LLM Agent control of a Autonomous Robot
A Generalized software for LLM's to control Autonomous Robots using Langchain and webRTC based Realtime Communication
Overview
This project explores using advanced Large Language Models (LLMs) for controlling a ROS2-based robot (A24). By integrating LangChain for text-based control and LiveKit WebRTC for speech-based interaction, we demonstrate how LLMs can bridge the gap between humans and robots. The project also leverages OpenAI’s API for real-time decision-making, enabling natural language queries to translate into robotic actions.
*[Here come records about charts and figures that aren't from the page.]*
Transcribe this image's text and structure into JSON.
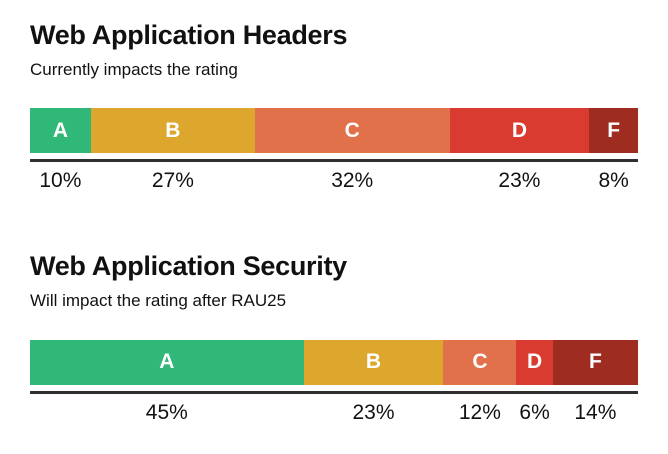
{
  "charts": [
    {
      "title": "Web Application Headers",
      "subtitle": "Currently impacts the rating",
      "segments": [
        {
          "grade": "A",
          "pct": 10,
          "label": "10%",
          "color": "#2FB877"
        },
        {
          "grade": "B",
          "pct": 27,
          "label": "27%",
          "color": "#DDA72D"
        },
        {
          "grade": "C",
          "pct": 32,
          "label": "32%",
          "color": "#E0714A"
        },
        {
          "grade": "D",
          "pct": 23,
          "label": "23%",
          "color": "#D93B30"
        },
        {
          "grade": "F",
          "pct": 8,
          "label": "8%",
          "color": "#9E2C20"
        }
      ]
    },
    {
      "title": "Web Application Security",
      "subtitle": "Will impact the rating after RAU25",
      "segments": [
        {
          "grade": "A",
          "pct": 45,
          "label": "45%",
          "color": "#2FB877"
        },
        {
          "grade": "B",
          "pct": 23,
          "label": "23%",
          "color": "#DDA72D"
        },
        {
          "grade": "C",
          "pct": 12,
          "label": "12%",
          "color": "#E0714A"
        },
        {
          "grade": "D",
          "pct": 6,
          "label": "6%",
          "color": "#D93B30"
        },
        {
          "grade": "F",
          "pct": 14,
          "label": "14%",
          "color": "#9E2C20"
        }
      ]
    }
  ],
  "chart_data": [
    {
      "type": "bar",
      "subtype": "horizontal-stacked-100pct",
      "title": "Web Application Headers",
      "subtitle": "Currently impacts the rating",
      "categories": [
        "A",
        "B",
        "C",
        "D",
        "F"
      ],
      "values": [
        10,
        27,
        32,
        23,
        8
      ],
      "unit": "%",
      "colors": [
        "#2FB877",
        "#DDA72D",
        "#E0714A",
        "#D93B30",
        "#9E2C20"
      ],
      "xlim": [
        0,
        100
      ],
      "grid": false,
      "legend": false,
      "data_labels": "below-bar"
    },
    {
      "type": "bar",
      "subtype": "horizontal-stacked-100pct",
      "title": "Web Application Security",
      "subtitle": "Will impact the rating after RAU25",
      "categories": [
        "A",
        "B",
        "C",
        "D",
        "F"
      ],
      "values": [
        45,
        23,
        12,
        6,
        14
      ],
      "unit": "%",
      "colors": [
        "#2FB877",
        "#DDA72D",
        "#E0714A",
        "#D93B30",
        "#9E2C20"
      ],
      "xlim": [
        0,
        100
      ],
      "grid": false,
      "legend": false,
      "data_labels": "below-bar"
    }
  ]
}
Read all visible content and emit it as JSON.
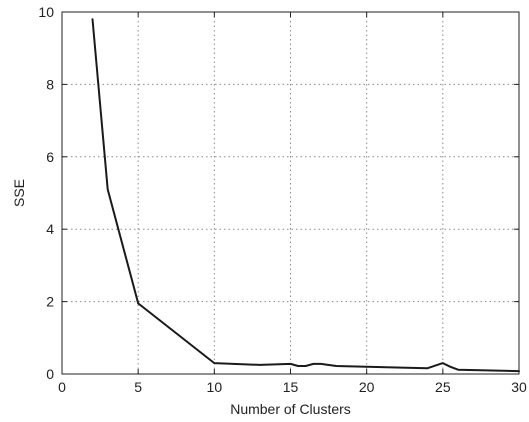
{
  "chart_data": {
    "type": "line",
    "title": "",
    "xlabel": "Number of Clusters",
    "ylabel": "SSE",
    "xlim": [
      0,
      30
    ],
    "ylim": [
      0,
      10
    ],
    "x_ticks": [
      0,
      5,
      10,
      15,
      20,
      25,
      30
    ],
    "y_ticks": [
      0,
      2,
      4,
      6,
      8,
      10
    ],
    "x_tick_labels": [
      "0",
      "5",
      "10",
      "15",
      "20",
      "25",
      "30"
    ],
    "y_tick_labels": [
      "0",
      "2",
      "4",
      "6",
      "8",
      "10"
    ],
    "grid": true,
    "legend": "none",
    "line_color": "#1a1a1a",
    "series": [
      {
        "x": [
          2,
          3,
          5,
          10,
          13,
          15,
          15.5,
          16,
          16.5,
          17,
          18,
          24,
          25,
          25.5,
          26,
          30
        ],
        "y": [
          9.8,
          5.1,
          1.95,
          0.3,
          0.25,
          0.28,
          0.22,
          0.22,
          0.28,
          0.28,
          0.22,
          0.16,
          0.3,
          0.2,
          0.12,
          0.08
        ]
      }
    ]
  }
}
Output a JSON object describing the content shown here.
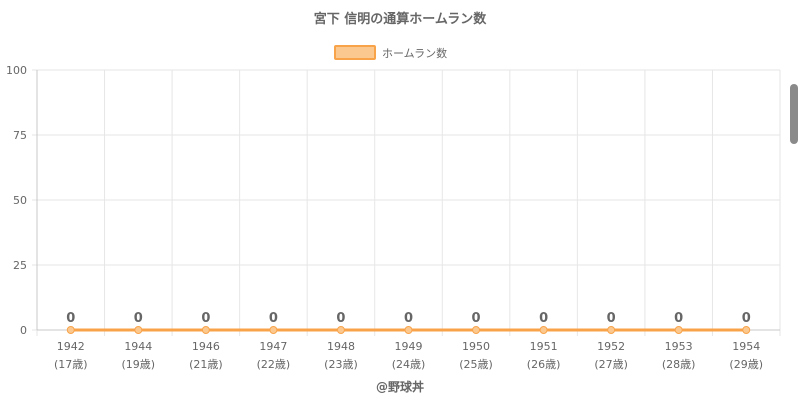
{
  "chart_data": {
    "type": "line",
    "title": "宮下 信明の通算ホームラン数",
    "series": [
      {
        "name": "ホームラン数",
        "values": [
          0,
          0,
          0,
          0,
          0,
          0,
          0,
          0,
          0,
          0,
          0
        ],
        "color": "#f8a34a",
        "fill": "#fbc98f"
      }
    ],
    "categories": [
      "1942",
      "1944",
      "1946",
      "1947",
      "1948",
      "1949",
      "1950",
      "1951",
      "1952",
      "1953",
      "1954"
    ],
    "ages": [
      "(17歳)",
      "(19歳)",
      "(21歳)",
      "(22歳)",
      "(23歳)",
      "(24歳)",
      "(25歳)",
      "(26歳)",
      "(27歳)",
      "(28歳)",
      "(29歳)"
    ],
    "yticks": [
      0,
      25,
      50,
      75,
      100
    ],
    "ylim": [
      0,
      100
    ],
    "grid": true,
    "legend": "top-center",
    "footer": "@野球丼"
  }
}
Be sure to check out the associated publication on my website for this project.

Objectives
- Use LangChain to allow text-to-text control of the A24 robot.
- Use LiveKit WebRTC to enable speech-to-speech interaction with the robot.
- Enhance robot capabilities with ROS2, Nav2, and custom tools for robust navigation and control.
- Demonstrate tool chaining with LangChain for complex queries.
Key Features
- LangChain Integration
- Added tools to LangChain, allowing the robot to:
- Navigate to specific coordinates.
- Capture and describe images using OpenAI’s API.
- Determine distances from depth cameras.
- Echo ROS2 topics for debugging and odometry readings.
- Tool chaining enables handling multi-step queries, e.g., determining the robot’s location and time.
- Added tools to LangChain, allowing the robot to:
- LiveKit WebRTC
- Developed a speech-to-speech interaction system using LiveKit’s real-time communication platform.
- Integrated a pipeline: Speech-to-Text (STT) → LLM Query → Text-to-Speech (TTS).
- Allowed seamless interaction through a smartphone or other devices.
- ROS2 Integration
- Controlled robot navigation using the Nav2 stack and SLAM Toolbox.
- Used a Gazebo simulation to validate the system’s performance.
- Enhanced localization with Adaptive Monte Carlo Localization (AMCL).
- Simulation Setup
- Simulated the A24 robot in a Gazebo environment representing a home.
- Generated maps using
slam_toolbox
and navigated autonomously within the environment.



Results
LangChain
- Successfully executed commands like:
- “Move forward.”
- “Where are you?” (using
/odom
topic for coordinates).
- Demonstrated robust tool chaining to solve multi-step queries.
LiveKit
- Enabled speech-to-speech queries such as:
- “Make the robot move forward.”
- “Stop the robot.”
- Highlighted limitations in tool chaining compared to LangChain.
ROS2 & Navigation
- Generated accurate maps using SLAM Toolbox and navigated autonomously.
- Tested navigation with waypoints, achieving high accuracy in localization.


Tools and Libraries Used
- LangChain: LLM framework for integrating tools.
- LiveKit WebRTC: Real-time speech-to-speech interaction.
- OpenAI API: For natural language processing and image descriptions.
- ROS2: Robot Operating System for middleware and control.
- Nav2: Navigation stack for autonomous movement.
- slam_toolbox: For mapping and localization.
- Gazebo: Robot simulation environment.
Repository Structure
- agent_code/:
- Contains LangChain and LiveKit agents.
- Includes tools for image recognition, navigation, and querying ROS2 topics.
- launch/:
- Launch files for AMCL, SLAM, and navigation.
- maps/:
- Includes pre-generated maps for testing navigation.
- urdf/:
- Unified Robot Description Format files for the A24 robot.
Challenges and Learnings
-
Tool Chaining:
LangChain demonstrated better tool chaining capabilities than LiveKit, allowing multi-step task execution. -
Sim2Real:
Testing in Gazebo provided insights into real-world deployment challenges, especially in localization and navigation.






Future Work
- Integrate the system with a physical A24 robot for real-world testing.
- Expand the toolset for LangChain and LiveKit to handle more complex tasks.
- Improve LiveKit’s ability to chain tools for multi-step queries.
Conclusion
This project showcases the power of LLMs in human-robot interaction. By combining LangChain’s tool integration with LiveKit’s real-time communication capabilities, we demonstrate a scalable, low-computation solution for controlling autonomous robots using natural language.